In other words, this isn’t a plausible reality or a sturdy narrative. This is Cartoon Land, and no scene will end without a flailing, metaphorical slip on a banana peel. And if it wasn’t there in the script, it’s wedged in via clunky editing: When new girl Phoebe (You’s Jenna Ortega, one of the few bright spots of this whole mess) introduces herself to her classmates by making deliberately outlandish statements engineered to make the other kids keep their distance, the scene ends by cutting away from Phoebe and back to the teacher whose class she’s joining. “You crazy bitch,” he says, unprompted and in close-up. It highlights just how little McG trusts his audience to stick with this thing. It’s a suggestion that the filmmakers didn’t think the scene worked without a jarring, tonally unjustifiable “Oh no, he didn’t!” button.
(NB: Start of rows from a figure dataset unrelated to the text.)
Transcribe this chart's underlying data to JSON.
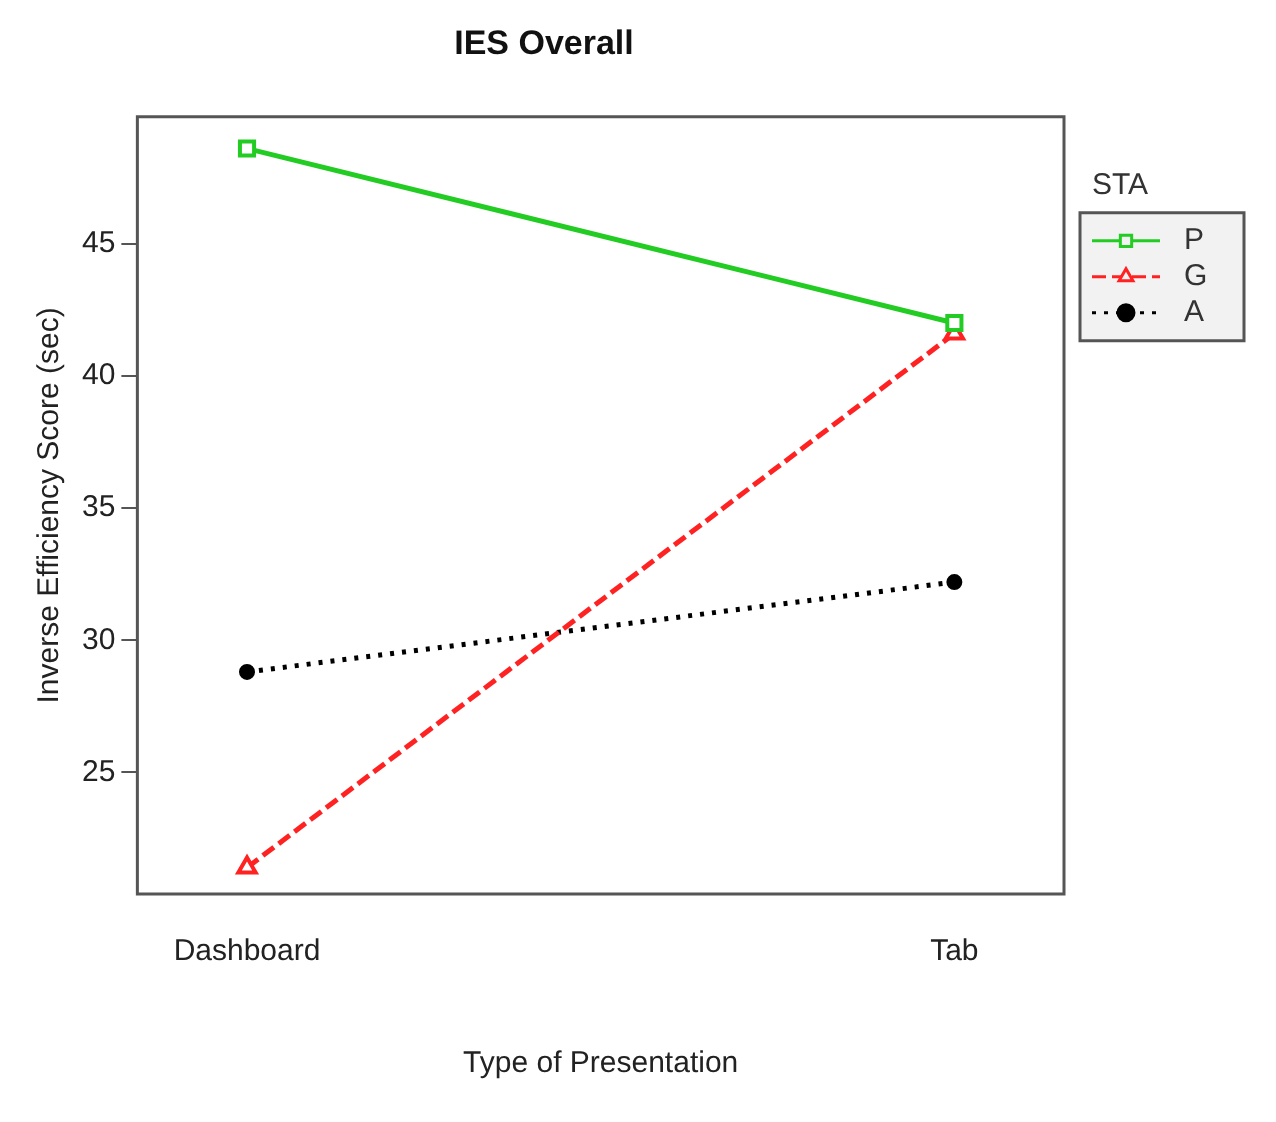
{
  "chart_data": {
    "type": "line",
    "title": "IES Overall",
    "xlabel": "Type of Presentation",
    "ylabel": "Inverse Efficiency Score (sec)",
    "legend_title": "STA",
    "legend": "top right",
    "grid": false,
    "categories": [
      "Dashboard",
      "Tab"
    ],
    "ylim": [
      20.4,
      49.8
    ],
    "yticks": [
      25,
      30,
      35,
      40,
      45
    ],
    "series": [
      {
        "name": "P",
        "color": "#22cc22",
        "values": [
          48.6,
          42.0
        ],
        "marker": "square",
        "line_style": "solid"
      },
      {
        "name": "G",
        "color": "#ff2222",
        "values": [
          21.4,
          41.6
        ],
        "marker": "triangle",
        "line_style": "dashed"
      },
      {
        "name": "A",
        "color": "#000000",
        "values": [
          28.8,
          32.2
        ],
        "marker": "circle",
        "line_style": "dotted"
      }
    ]
  }
}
The first Babysitter bent over backwards to avoid such farcical unreality and defensive, lazy humor. The sequel does the opposite—and, as a result, there’s no foundation to work from once the undead cult members pop up and start attacking Cole. And there’s no reality off of which Killer Queen can play its increasingly ludicrous personalities and plot beats. It grows more untethered as the film plays on: Cole’s parents (Ken Marino and Leslie Bibb, deserving better) ask him to start taking meds in order to see if they will quell his belief that he fought a demon cult, but they’re also planning to commit him to a psychiatric facility. When a cop shows up after Cole and Melanie have been reported missing, he crudely flirts with Bibb’s character, openly refuses to do his job, then chucks her on the chin like an affectionate grandparent. When two new evil-teen henchmen try to walk away from the mission, only to explode into embers without the film offering so much as a passing reason why, even the action set pieces stop making sense. “I don’t think you understand how this works, Jimmy,” one of them is told before he bursts into charcoal. That makes him equal to the viewer.
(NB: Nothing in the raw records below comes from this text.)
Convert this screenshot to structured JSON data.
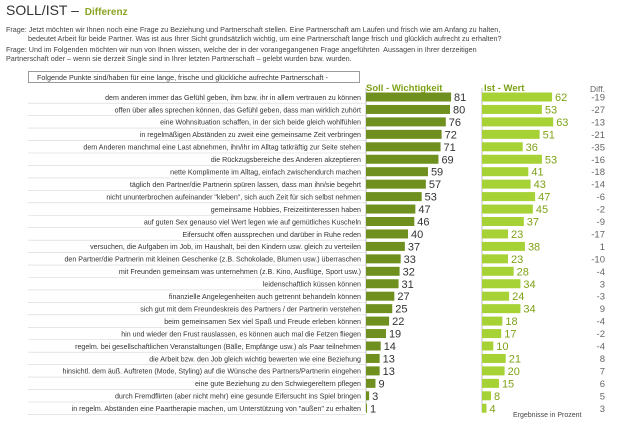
{
  "title": "SOLL/IST –",
  "subtitle": "Differenz",
  "question1": "Frage: Jetzt möchten wir Ihnen noch eine Frage zu Beziehung und Partnerschaft stellen. Eine Partnerschaft am Laufen und frisch wie am Anfang zu halten,\n           bedeutet Arbeit für beide Partner. Was ist aus Ihrer Sicht grundsätzlich wichtig, um eine Partnerschaft lange frisch und glücklich aufrecht zu erhalten?",
  "question2": "Frage: Und im Folgenden möchten wir nun von Ihnen wissen, welche der in der vorangegangenen Frage angeführten  Aussagen in Ihrer derzeitigen\nPartnerschaft oder – wenn sie derzeit Single sind in Ihrer letzten Partnerschaft – gelebt wurden bzw. wurden.",
  "intro": "Folgende Punkte sind/haben für eine lange, frische und glückliche aufrechte Partnerschaft -",
  "footer": "Ergebnisse in Prozent",
  "colors": {
    "soll": "#6f8f1f",
    "ist": "#a6d236",
    "label": "#7ea217"
  },
  "chart_data": {
    "type": "bar",
    "categories": [
      "dem anderen immer das Gefühl geben, ihm bzw. ihr in allem vertrauen zu können",
      "offen über alles sprechen können, das Gefühl geben, dass man wirklich zuhört",
      "eine Wohnsituation schaffen, in der sich beide gleich wohlfühlen",
      "in regelmäßigen Abständen zu zweit eine gemeinsame Zeit verbringen",
      "dem Anderen manchmal eine Last abnehmen, ihn/ihr im Alltag tatkräftig zur Seite stehen",
      "die Rückzugsbereiche des Anderen akzeptieren",
      "nette Komplimente im Alltag, einfach zwischendurch machen",
      "täglich den Partner/die Partnerin spüren lassen, dass man ihn/sie begehrt",
      "nicht ununterbrochen aufeinander \"kleben\", sich auch Zeit für sich selbst nehmen",
      "gemeinsame Hobbies, Freizeitinteressen haben",
      "auf guten Sex genauso viel Wert legen wie auf gemütliches Kuscheln",
      "Eifersucht offen aussprechen und darüber in Ruhe reden",
      "versuchen, die Aufgaben im Job, im Haushalt, bei den Kindern usw. gleich zu verteilen",
      "den Partner/die Partnerin mit kleinen Geschenke (z.B. Schokolade, Blumen usw.) überraschen",
      "mit Freunden gemeinsam was unternehmen (z.B. Kino, Ausflüge, Sport usw.)",
      "leidenschaftlich küssen können",
      "finanzielle Angelegenheiten auch getrennt behandeln können",
      "sich gut mit dem Freundeskreis des Partners / der Partnerin verstehen",
      "beim gemeinsamen Sex viel Spaß und Freude erleben können",
      "hin und wieder den Frust rauslassen, es können auch mal die Fetzen fliegen",
      "regelm. bei gesellschaftlichen Veranstaltungen (Bälle, Empfänge usw.) als Paar  teilnehmen",
      "die Arbeit bzw. den Job gleich wichtig bewerten wie eine Beziehung",
      "hinsichtl. dem äuß. Auftreten (Mode, Styling) auf die Wünsche des Partners/Partnerin eingehen",
      "eine gute Beziehung zu den Schwiegereltern pflegen",
      "durch Fremdflirten (aber nicht mehr) eine gesunde Eifersucht ins Spiel bringen",
      "in regelm. Abständen eine Paartherapie machen, um Unterstützung von \"außen\" zu erhalten"
    ],
    "series": [
      {
        "name": "Soll - Wichtigkeit",
        "values": [
          81,
          80,
          76,
          72,
          71,
          69,
          59,
          57,
          53,
          47,
          46,
          40,
          37,
          33,
          32,
          31,
          27,
          25,
          22,
          19,
          14,
          13,
          13,
          9,
          3,
          1
        ]
      },
      {
        "name": "Ist - Wert",
        "values": [
          62,
          53,
          63,
          51,
          36,
          53,
          41,
          43,
          47,
          45,
          37,
          23,
          38,
          23,
          28,
          34,
          24,
          34,
          18,
          17,
          10,
          21,
          20,
          15,
          8,
          4
        ]
      }
    ],
    "diff_label": "Diff.",
    "diff": [
      "-19",
      "-27",
      "-13",
      "-21",
      "-35",
      "-16",
      "-18",
      "-14",
      "-6",
      "-2",
      "-9",
      "-17",
      "1",
      "-10",
      "-4",
      "3",
      "-3",
      "9",
      "-4",
      "-2",
      "-4",
      "8",
      "7",
      "6",
      "5",
      "3"
    ]
  }
}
The unfortunate byproduct of all this is that it calls into question the Killer Queen jokes that could work, or the few times it legitimately says “Don’t take this so seriously.” Consider the way the script toys with time: Cole is 12 years old in The Babysitter, and a high-school junior in the sequel, which a title card tells us takes place “2 YEARS LATER.” It’s a meta joke of the Wet Hot American Summer: First Day Of Camp variety, but without any surrounding context or implication that it’s meant to be silly; in light of all the other gags that fail to land, it just plays like a counting error.
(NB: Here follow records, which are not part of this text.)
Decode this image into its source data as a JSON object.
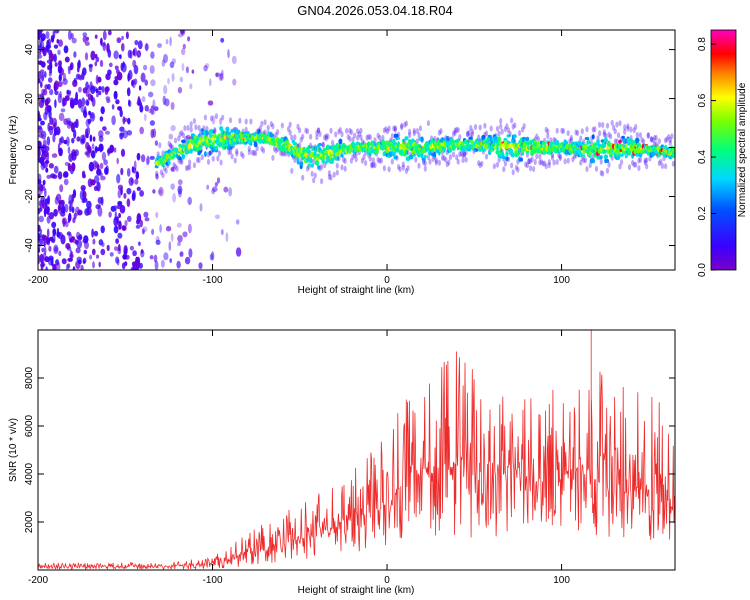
{
  "figure_title": "GN04.2026.053.04.18.R04",
  "colors": {
    "snr_line": "#ee2b2b",
    "spectrogram_low": "#7a1fe0",
    "spectrogram_high": "#ff0000"
  },
  "chart_data": [
    {
      "type": "heatmap",
      "title": "",
      "xlabel": "Height of straight line (km)",
      "ylabel": "Frequency (Hz)",
      "xlim": [
        -200,
        165
      ],
      "ylim": [
        -50,
        48
      ],
      "xticks": [
        -200,
        -100,
        0,
        100
      ],
      "yticks": [
        -40,
        -20,
        0,
        20,
        40
      ],
      "grid": false,
      "colorbar": {
        "label": "Normalized spectral amplitude",
        "range": [
          0,
          0.85
        ],
        "ticks": [
          0,
          0.2,
          0.4,
          0.6,
          0.8
        ],
        "tick_labels": [
          "0.0",
          "0.2",
          "0.4",
          "0.6",
          "0.8"
        ],
        "colormap": "rainbow (violet → blue → cyan → green → yellow → red → magenta)"
      },
      "regions": [
        {
          "x_range": [
            -200,
            -105
          ],
          "y_range": [
            -50,
            48
          ],
          "amplitude": 0.07,
          "description": "broadband noise across all frequencies"
        },
        {
          "x_range": [
            -105,
            165
          ],
          "y_range": [
            -6,
            6
          ],
          "amplitude": 0.35,
          "description": "signal band centered near 0 Hz"
        }
      ],
      "band_center": {
        "x": [
          -130,
          -110,
          -90,
          -70,
          -55,
          -45,
          -35,
          -20,
          0,
          20,
          40,
          60,
          80,
          100,
          120,
          140,
          165
        ],
        "y": [
          -6,
          2,
          4,
          4,
          0,
          -4,
          -3,
          0,
          0,
          0,
          1,
          1,
          0,
          0,
          -1,
          0,
          -2
        ]
      },
      "peak_amplitude": 0.85
    },
    {
      "type": "line",
      "title": "",
      "xlabel": "Height of straight line (km)",
      "ylabel": "SNR (10 * v/v)",
      "xlim": [
        -200,
        165
      ],
      "ylim": [
        0,
        10000
      ],
      "xticks": [
        -200,
        -100,
        0,
        100
      ],
      "yticks": [
        2000,
        4000,
        6000,
        8000
      ],
      "grid": false,
      "series": [
        {
          "color": "#ee2b2b",
          "x": [
            -200,
            -180,
            -160,
            -140,
            -120,
            -100,
            -90,
            -80,
            -70,
            -60,
            -50,
            -40,
            -30,
            -20,
            -10,
            0,
            10,
            20,
            30,
            40,
            50,
            60,
            70,
            80,
            90,
            100,
            110,
            120,
            130,
            140,
            150,
            165
          ],
          "y_mean": [
            150,
            150,
            150,
            150,
            180,
            280,
            450,
            700,
            900,
            1100,
            1300,
            1500,
            1800,
            2100,
            2400,
            2800,
            3600,
            4100,
            4300,
            4500,
            4400,
            4200,
            3900,
            3700,
            3700,
            3800,
            3900,
            3800,
            3600,
            3500,
            3300,
            3000
          ],
          "y_max": [
            300,
            300,
            300,
            300,
            350,
            600,
            1000,
            1500,
            2000,
            2400,
            2800,
            3200,
            3800,
            4300,
            5000,
            5800,
            7000,
            8000,
            8600,
            9300,
            8800,
            7800,
            7000,
            7200,
            7000,
            8000,
            7500,
            8800,
            8000,
            7600,
            7300,
            6500
          ],
          "y_min": [
            30,
            30,
            30,
            30,
            30,
            50,
            100,
            150,
            250,
            300,
            400,
            500,
            600,
            700,
            800,
            900,
            1200,
            1500,
            1400,
            1400,
            1300,
            1300,
            1300,
            1500,
            1500,
            1600,
            1500,
            1400,
            1300,
            1200,
            1100,
            1000
          ]
        }
      ],
      "annotations": [
        {
          "x": 117,
          "y": 10000,
          "label": "spike reaching top of axis"
        }
      ]
    }
  ]
}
The most damning but accurate comparison would be the dire “spoof” movies of Aaron Seltzer and Jason Friedberg: Date Movie, Disaster Movie, The Starving Games, and others that imitate the throw-it-at-the-wall-and-see-what-sticks approach of vintage Zucker, Abrahams, and Zucker—minus the wit of Airplane! or the visual ingenuity of Top Secret! Killer Queen has a similar pedigree, and a likeminded commitment to believing references and crotch shots are hilarious in and of themselves. During a road trip pit stop, Cole goes to pay for snacks and is greeted by the saucy, buxom employee behind the counter, wearing what is essentially lingerie. None of the characters are nonplussed by the inexplicable nature of this “hilarious” choice. The movie is at least restrained enough not to scrawl “Isn’t that wild?! Gas station employees don’t wear that!” across the screen. Of course, maybe they’re saving that kind of gold for the third installment.